After that point the kilt gathered momentum as an emblem of Scottish culture as identified by antiquarians, romantics, and others, who spent much effort praising the "ancient" and natural qualities of the kilt. King George IV had appeared in a spectacular kilt, and his successor Queen Victoria dressed her boys in the kilt, widening its appeal. The kilt became part of the Scottish national identity.
The Kilt Today
Kilts have become normal wear for formal occasions, for example being hired for weddings in much the same way as top hat and tails are in England or tuxedos across the pond, and can be worn by anyone regardless of nationality or descent.
The modern tailored kilt is box-pleated or knife-pleated, with the pleats sewn in and the lower edges reaching not lower than the centre of the knee-cap. Nowadays a lighter weight of cloth tends to be used. The kilt is traditionally for men only, although in the modern era, long women's dresses patterned after kilts do exist, and women pipers frequently wear kilts. Kilten skirts for girls are also worn.
As with any other form of dress, the kilt is subject to the vagaries of fashion. Since the 1980s, kilts have appeared in such materials as leather and denim. Single colours have also been used in place of tartan, particularly by people without Scottish links in countries such as Ireland or the United States. While these garments may be disliked by traditionalists, they provide evidence that the kilt still has a place in the modern fashion world.

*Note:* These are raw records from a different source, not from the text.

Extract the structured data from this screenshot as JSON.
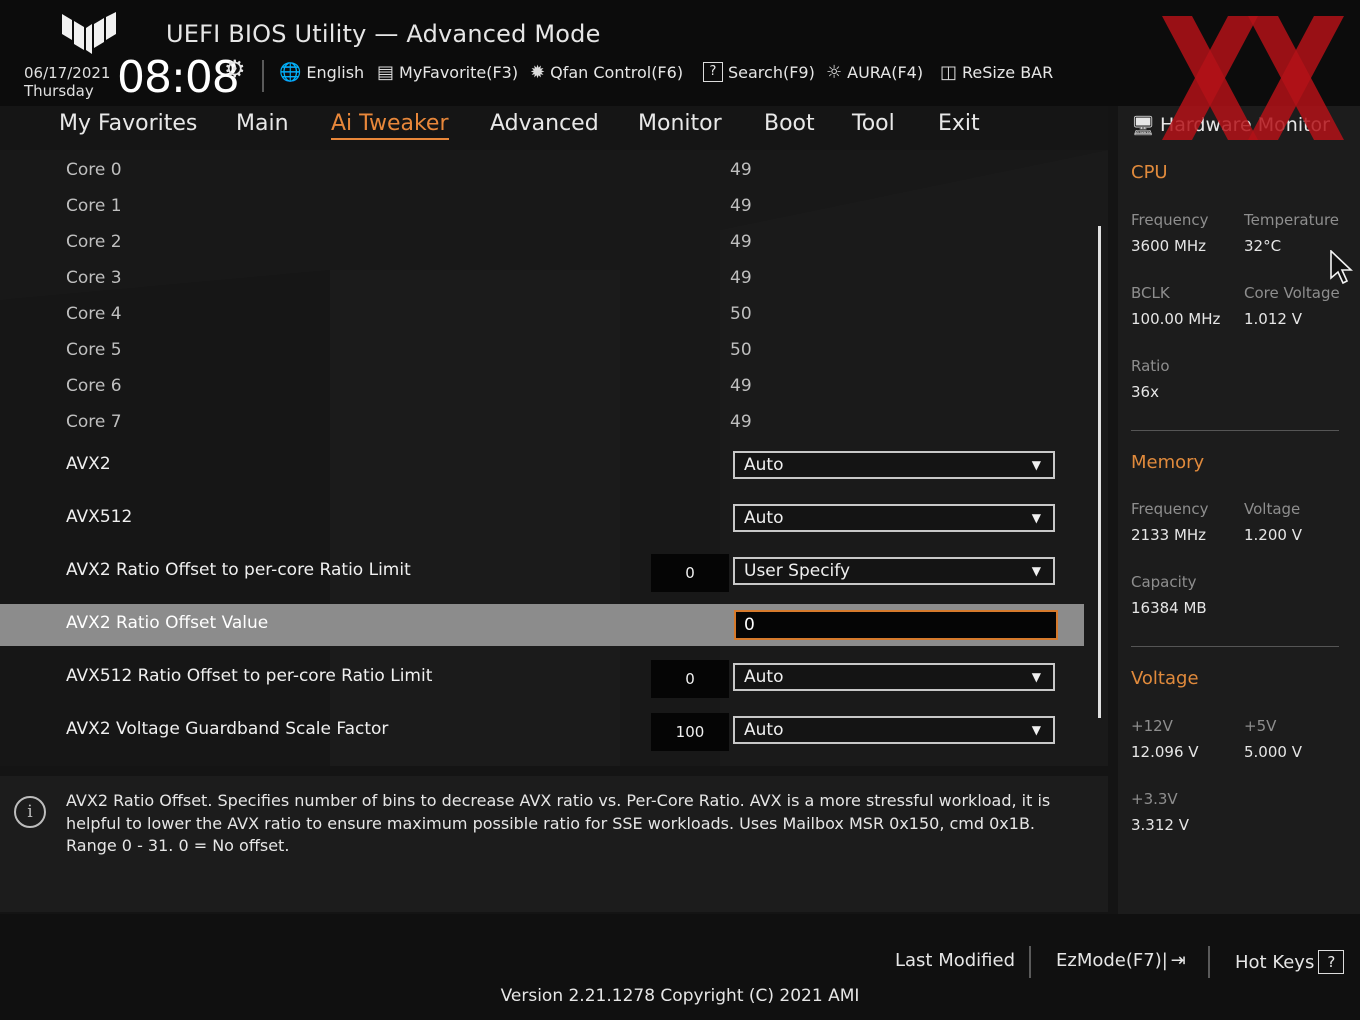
{
  "header": {
    "app_title": "UEFI BIOS Utility — Advanced Mode",
    "date": "06/17/2021",
    "day": "Thursday",
    "time": "08:08",
    "toolbar": [
      {
        "label": "English",
        "icon": "globe-icon"
      },
      {
        "label": "MyFavorite(F3)",
        "icon": "favorite-icon"
      },
      {
        "label": "Qfan Control(F6)",
        "icon": "fan-icon"
      },
      {
        "label": "Search(F9)",
        "icon": "search-help-icon"
      },
      {
        "label": "AURA(F4)",
        "icon": "aura-light-icon"
      },
      {
        "label": "ReSize BAR",
        "icon": "resize-bar-icon"
      }
    ]
  },
  "nav": {
    "tabs": [
      "My Favorites",
      "Main",
      "Ai Tweaker",
      "Advanced",
      "Monitor",
      "Boot",
      "Tool",
      "Exit"
    ],
    "active": "Ai Tweaker"
  },
  "main": {
    "cores": [
      {
        "label": "Core 0",
        "value": "49"
      },
      {
        "label": "Core 1",
        "value": "49"
      },
      {
        "label": "Core 2",
        "value": "49"
      },
      {
        "label": "Core 3",
        "value": "49"
      },
      {
        "label": "Core 4",
        "value": "50"
      },
      {
        "label": "Core 5",
        "value": "50"
      },
      {
        "label": "Core 6",
        "value": "49"
      },
      {
        "label": "Core 7",
        "value": "49"
      }
    ],
    "settings": [
      {
        "label": "AVX2",
        "current": "",
        "control": "Auto"
      },
      {
        "label": "AVX512",
        "current": "",
        "control": "Auto"
      },
      {
        "label": "AVX2 Ratio Offset to per-core Ratio Limit",
        "current": "0",
        "control": "User Specify"
      },
      {
        "label": "AVX2 Ratio Offset Value",
        "current": "",
        "control": "0"
      },
      {
        "label": "AVX512 Ratio Offset to per-core Ratio Limit",
        "current": "0",
        "control": "Auto"
      },
      {
        "label": "AVX2 Voltage Guardband Scale Factor",
        "current": "100",
        "control": "Auto"
      }
    ]
  },
  "info": {
    "text": "AVX2 Ratio Offset. Specifies number of bins to decrease AVX ratio vs. Per-Core Ratio. AVX is a more stressful workload, it is helpful to lower the AVX ratio to ensure maximum possible ratio for SSE workloads. Uses Mailbox MSR 0x150, cmd 0x1B. Range 0 - 31. 0 = No offset."
  },
  "hardware_monitor": {
    "title": "Hardware Monitor",
    "cpu": {
      "section": "CPU",
      "frequency_label": "Frequency",
      "frequency": "3600 MHz",
      "temperature_label": "Temperature",
      "temperature": "32°C",
      "bclk_label": "BCLK",
      "bclk": "100.00 MHz",
      "core_voltage_label": "Core Voltage",
      "core_voltage": "1.012 V",
      "ratio_label": "Ratio",
      "ratio": "36x"
    },
    "memory": {
      "section": "Memory",
      "frequency_label": "Frequency",
      "frequency": "2133 MHz",
      "voltage_label": "Voltage",
      "voltage": "1.200 V",
      "capacity_label": "Capacity",
      "capacity": "16384 MB"
    },
    "voltage": {
      "section": "Voltage",
      "v12_label": "+12V",
      "v12": "12.096 V",
      "v5_label": "+5V",
      "v5": "5.000 V",
      "v33_label": "+3.3V",
      "v33": "3.312 V"
    }
  },
  "footer": {
    "last_modified": "Last Modified",
    "ezmode": "EzMode(F7)|",
    "hotkeys": "Hot Keys",
    "version": "Version 2.21.1278 Copyright (C) 2021 AMI"
  },
  "colors": {
    "accent": "#e8873a",
    "watermark": "#b31217"
  }
}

As a kilt has no pockets, it is worn with a pouch called a sporran. Originally this was a soft deer skin pouch, but with the development of military uniforms elaborate hard leather sporrans came into use, often with decorative silver tops and white hair facings with large tassels. A decorative silver kilt pin adds weight to the loose bottom corner of the kilt.
A small dagger called a Sgian Dubh may be worn in the tall stockings which form part of the standard clothing worn with a kilt. Shoes are usually leather brogues, sometimes with open lacing.
Nowadays a special jacket is usually worn with the kilt. This is often in green tweed, but with the kilt as formal dress a black "Prince Charlie" jacket is usual.
With some full dress uniforms a plaid is added in the form of a pleated cloth in the same tartan as the kilt, cast over the shoulder and fastened at the front with a plaid brooch.
A good rule of thumb is that kilts should be worn without underwear in daily use, but with it for dancing (when a light kilt may fly up). In practice, underwear is not needed for a fully lined kilt, but may be preferable for an unlined woollen kilt to prevent chafing. In the end whether or not underwear is worn on any particular occasion, is up to the weather, the company, and the individual wearer.
Whatever decision is made, what a Scotsman wears under his kilt is, traditionally, his own business and generally, Scotsmen will be at pains to keep it so. Thus the reply to a question on the topic may hint at the answer but should never state it outright. A good standard reply when asked, is that, "Nothing is worn under the kilt. It's all in perfect working order".